Context Switching in the Age of AI
I have been messing around with agentic coding helpers for a while now and have found a way of working that works for me, and yes it is lazy. But on that journey I have found ways that do not work for me, ways that a a lot of people are promising is the future. Fire off a job to Claude Code, pop over to Slack to answer a message, maybe skim a newsletter, reply to an email and by then the agent says “here’s your refactor”.... All of that while you have another agent looking through your Jira tickets summarising them to tell you what is the most important thing for you to do next.
The problem I have is that by the time I have got the response I’ve totally forgotten what problem I asked my agent to solve. There is a term for this mental whiplash. They reckon it takes about 23 minutes to regain focus after even a brief interruption , and interrupted tasks end up taking twice as long with twice as many mistakes . That’s a big problem just for letting an AI finish your tests while you check LinkedIn. But in this new AI world, this juggling act is considered a virtue. So is all this “context switching” getting worse? Or can AI actually help us keep our heads together?
For decades, success was tied to concentration. The flow state of Mihaly Csikszentmihalyi emphasises deep, uninterrupted focus . AI challenges this model. AI agents work in parallel, spawning other agents, iterating and checking results while the human oversees progress . A Forbes analysis argues that the new bottleneck is not attention but the ability to oversee many AI agents; the skill is rapid context switching . Personally I found using multiple AI agents alongside normal tools, bouncing between tasks like reading emails was exhausting .
There is no doubt that AI helpers can take the grunt work away, but they also tempt you to do more. While one agent writes code or runs tests, it’s very easy to flip over to another ticket or open a terminal just to “keep busy.” That “just one more tab” instinct leads to “K + 1” thinking — always one more thing because the bot is busy . Each extra task means your brain has to reload another mental model when you come back .
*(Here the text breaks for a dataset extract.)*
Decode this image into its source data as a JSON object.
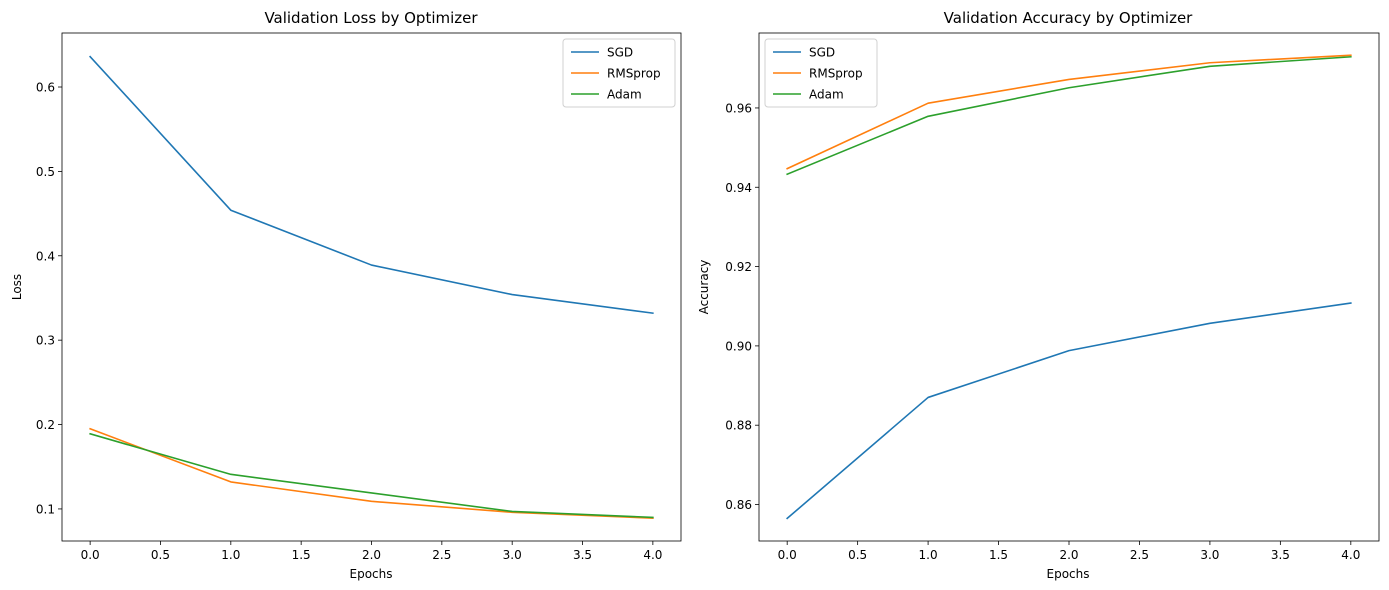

Waiting for slower models makes this worse. There is a mental overhead of remembering what you were doing when the AI responds . Even brief switches break attention and increase errors . The faster the models the less context switching, allowing you to stay focused on the problem a bit better.
Multi‑agent workflows make it worse. A LeadDev report notes that agentic coding can feel like a “slot machine”: rapid feedback loops and multiple agents encourage developers to work through nights and weekends . The piece quotes a study of over 500 developers that found a 19.6 % rise in “out‑of‑hour” commits among those using AI tools . With Developers reporting difficulty maintaining a mental model of their projects because agents produce code so quickly ; they end up context‑switching between multiple agent‑driven tasks and risk burnout.
If you’re not careful, your desktop will becomes a jumble of tabs, chats and terminals. Every time you hop from your IDE to a command‑line agent to a browser, you dump one mental model and load up another . Slow command‑line agents make it worse: you ask them to refactor a module, then your eye wanders to email or Slack, and by the time they’re done you’ve forgotten where you were . Each of those little detours chips away at your focus.
But my current model works for me and perhaps it does not save me lots of time. I feel better just creating ideas as issues as they come to me. Refine and add depth to the issues (Grooming?) with some AI assistance perhaps - or just some code scanning. Then I assign an agent to the tasks one at a time or if I am feeling like it I will do it myself. And when it is ready for a PR - I get AI to do the code review for my work while I review the code of the AI.